A robust DBN-vector based speaker verification system under channel mismatch conditions

Disong Wang, Yuexian Zou, Junhong Liu, Yichi Huang

Published: 01 Jan 2016, Last Modified: 24 Apr 2025DSP 2016EveryoneRevisionsBibTeXCC BY-SA 4.0

Abstract: Channel variability is one of the largest challenges for speaker verification (SV) techniques. Techniques in the feature, model and score domains have been applied to mitigate the channel impact. In this paper, we strive to study on robust deep feature learning with the deep belief network (DBN) by using traditional spectral features such as MFCC or PLP. In detail, during the training phase, a DBN is trained to map spectral features to the corresponding speaker identity, then deep features extracted at k th hidden layers are selected where k is determined by maximizing the ratio between within-class distance and between-class distance.

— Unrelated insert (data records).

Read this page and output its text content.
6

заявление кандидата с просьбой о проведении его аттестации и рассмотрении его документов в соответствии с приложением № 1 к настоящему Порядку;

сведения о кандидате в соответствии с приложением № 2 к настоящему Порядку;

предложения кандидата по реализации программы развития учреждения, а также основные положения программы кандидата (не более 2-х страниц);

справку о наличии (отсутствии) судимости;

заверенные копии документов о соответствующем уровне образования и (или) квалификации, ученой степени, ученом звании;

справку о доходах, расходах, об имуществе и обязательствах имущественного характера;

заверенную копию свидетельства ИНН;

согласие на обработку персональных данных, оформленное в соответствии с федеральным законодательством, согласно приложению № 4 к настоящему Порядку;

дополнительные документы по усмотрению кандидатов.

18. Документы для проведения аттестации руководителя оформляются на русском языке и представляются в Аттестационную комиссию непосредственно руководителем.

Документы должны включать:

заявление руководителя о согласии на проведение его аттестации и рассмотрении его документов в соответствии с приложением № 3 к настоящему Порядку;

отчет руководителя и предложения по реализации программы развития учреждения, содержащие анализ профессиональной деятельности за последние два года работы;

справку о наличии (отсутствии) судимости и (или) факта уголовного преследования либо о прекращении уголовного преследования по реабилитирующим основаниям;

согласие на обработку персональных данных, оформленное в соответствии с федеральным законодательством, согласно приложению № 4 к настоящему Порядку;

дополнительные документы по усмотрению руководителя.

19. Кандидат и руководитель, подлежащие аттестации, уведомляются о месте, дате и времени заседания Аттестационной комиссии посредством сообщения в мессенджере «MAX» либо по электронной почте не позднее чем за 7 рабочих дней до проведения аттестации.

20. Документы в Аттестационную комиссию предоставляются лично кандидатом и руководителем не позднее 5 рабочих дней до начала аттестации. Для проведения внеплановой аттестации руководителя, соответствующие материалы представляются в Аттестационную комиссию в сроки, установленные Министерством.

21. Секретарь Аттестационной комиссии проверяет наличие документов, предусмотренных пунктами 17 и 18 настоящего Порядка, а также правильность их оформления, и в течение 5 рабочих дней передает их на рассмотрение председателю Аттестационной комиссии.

In the enrollment phase, the well-trained DBN is used to extract deep features at k th hidden layers, then k th -DBN-vector is formed by averaging these features. In the test phase, k th -DBN-vector is extracted for test utterance and compared to the enrolled k th -DBN-vector to make a verification decision. To validate the effectiveness of the learned DBN-vectors for speaker verification, extensive experiments have been purposely conducted on Mandarin corpuses. It is encouraged to see that our proposed DBN-vector based SV system is superior to the state-of-the-art i-vector based SV system under channel mismatch conditions in terms of equal error rate (EER) and minimum detection cost function (minDCF).